OM : «Je ne savais même pas que c’était autorisé dans le football», un joueur a halluciné avec Roberto De Zerbi !
Hugo Chirossel -
Journaliste
Passionné de football depuis le plus jeune âge, devenir journaliste sportif est rapidement devenu une évidence pour Hugo. Il se découvrira plus tard un amour pour la NBA, avant d’explorer d’autres horizons comme ceux de la Formule 1 et de la NFL.

Poussé vers la sortie l’été dernier après sa bagarre avec Adrien Rabiot, Jonathan Rowe est revenu sur son passage à l’OM et le management de Roberto De Zerbi. L’Anglais a notamment raconté le ritiro organisé à Rome lors de l’exercice précédent et le programme qu’avait concocté l’Italien à ses joueurs.

Dans un entretien accordé à The Athletic, Jonathan Rowe a évoqué quelques épisodes de son passage à l’OM, où il ne sera resté qu’une seule saison. L’ailier âgé de 23 ans a été poussé vers la sortie l’été dernier, en raison de sa bagarre dans les vestiaires avec Adrien Rabiot après la défaite à Rennes (1-0) lors de la première journée de Ligue 1. Une affaire sur laquelle il est revenu, avant d'aborder sa collaboration avec Roberto De Zerbi.

« Avec De Zerbi, j’ai compris qu’il fallait accorder davantage d’attention aux détails »

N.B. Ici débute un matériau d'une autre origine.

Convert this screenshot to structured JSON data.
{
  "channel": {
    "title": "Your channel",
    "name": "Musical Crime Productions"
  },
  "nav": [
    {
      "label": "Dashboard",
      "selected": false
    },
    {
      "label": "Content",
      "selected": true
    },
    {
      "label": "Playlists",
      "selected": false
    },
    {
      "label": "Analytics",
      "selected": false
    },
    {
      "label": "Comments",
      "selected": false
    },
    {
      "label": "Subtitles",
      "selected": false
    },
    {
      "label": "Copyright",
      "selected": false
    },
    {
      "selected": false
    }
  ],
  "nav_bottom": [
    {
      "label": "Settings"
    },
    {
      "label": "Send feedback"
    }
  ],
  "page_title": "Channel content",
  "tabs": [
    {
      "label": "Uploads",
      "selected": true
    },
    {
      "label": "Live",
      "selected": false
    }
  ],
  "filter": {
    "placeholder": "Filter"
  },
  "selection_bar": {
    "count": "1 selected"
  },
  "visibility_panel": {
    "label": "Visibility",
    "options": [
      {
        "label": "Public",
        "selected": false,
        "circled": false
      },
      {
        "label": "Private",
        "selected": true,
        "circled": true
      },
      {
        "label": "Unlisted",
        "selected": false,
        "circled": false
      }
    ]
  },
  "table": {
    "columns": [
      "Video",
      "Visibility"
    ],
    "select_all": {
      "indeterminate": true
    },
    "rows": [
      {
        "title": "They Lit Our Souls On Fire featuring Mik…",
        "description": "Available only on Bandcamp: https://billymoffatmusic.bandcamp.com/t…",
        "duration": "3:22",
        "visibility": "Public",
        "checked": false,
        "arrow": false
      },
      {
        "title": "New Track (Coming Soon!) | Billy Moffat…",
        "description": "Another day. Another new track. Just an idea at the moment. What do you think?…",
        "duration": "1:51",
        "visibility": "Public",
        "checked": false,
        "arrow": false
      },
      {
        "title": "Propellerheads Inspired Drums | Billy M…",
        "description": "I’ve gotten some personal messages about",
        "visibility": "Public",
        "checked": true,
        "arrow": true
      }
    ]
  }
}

« Avec De Zerbi, j’ai compris qu’il fallait accorder davantage d’attention aux détails. De la première touche de balle à la passe suivante, jusqu’à ce que le ballon se retrouve de l’autre côté du terrain. C’est comme quand on conduit. Il faut avoir trois coups d’avance au cas où quelque chose se passerait, et être prêt à prendre une décision intelligente », a confié Jonathan Rowe. « Parfois, à l’entraînement, je m’ennuyais un peu, car les combinaisons que nous travaillions étaient principalement axées sur les défenseurs et les milieux de terrain, afin de faire parvenir le ballon jusqu’à nous, les attaquants. On restait plantés là sous un soleil de plomb pendant plusieurs heures. Mais d’une certaine manière, cela entraîne votre cerveau à rester concentré quoi qu’il se passe pendant le match. On ne voyait peut-être le ballon qu’une fois toutes les 10 ou 15 minutes, mais quand on le recevait, il fallait être décisif, faire bouger les choses et créer des occasions. »

« De Zerbi en ouvrait un et se mettait à marcher comme si on était des Vikings »

Jonathan Rowe a ensuite expliqué comment s’était déroulé le fameux ritiro à Rome que l’OM et Roberto De Zerbi avaient organisé en fin de saison dernière : « Je n’avais jamais fait ça auparavant. Je ne savais même pas que c’était autorisé dans le football. On est allés au milieu de nulle part, dans les bois, dans le froid. On se réveillait à 4 heures du matin. On allait courir ou on marchait dans les bois. Ensuite, on faisait des pompes, un petit circuit de renforcement musculaire avec des lampes de poche dans le noir complet, puis une autre marche. Ensuite, on faisait des sprints en côte. Tu sais, les feux d’artifice, les pyrotechniques ; peu importe comment tu appelles ce que les supporters utilisent dans les stades. Il en ouvrait un et se mettait à marcher comme si on était des Vikings. »

« C’était un changement radical par rapport à Marseille avec De Zerbi »

À la fin du mois d’août, Jonathan Rowe a été transféré à Bologne contre un montant estimé à 17M€, lui qui a inscrit 8 buts et délivré 5 passes décisives toutes compétitions confondues cette saison. « C’était un changement radical par rapport à Marseille avec De Zerbi : conserver le ballon et chercher la moindre ouverture, le moindre espace entre les lignes. C’était un changement de mentalité, car à mon arrivée, j’essayais surtout de combiner avec les joueurs, de faire des passes courtes. Eux, ils jouaient long. Et je me disais : “Mais qu’est-ce que vous faites ?” Ils me répondaient : “C’est comme ça qu’on joue ?” C’était un peu bizarre. Mais avec le temps, naturellement, on crée des liens, on tisse des relations avec ses coéquipiers. On commence à comprendre leurs points forts et ils commencent à mieux comprendre les nôtres. Il faut s’adapter et je suis plutôt doué pour ça », a-t-il ajouté.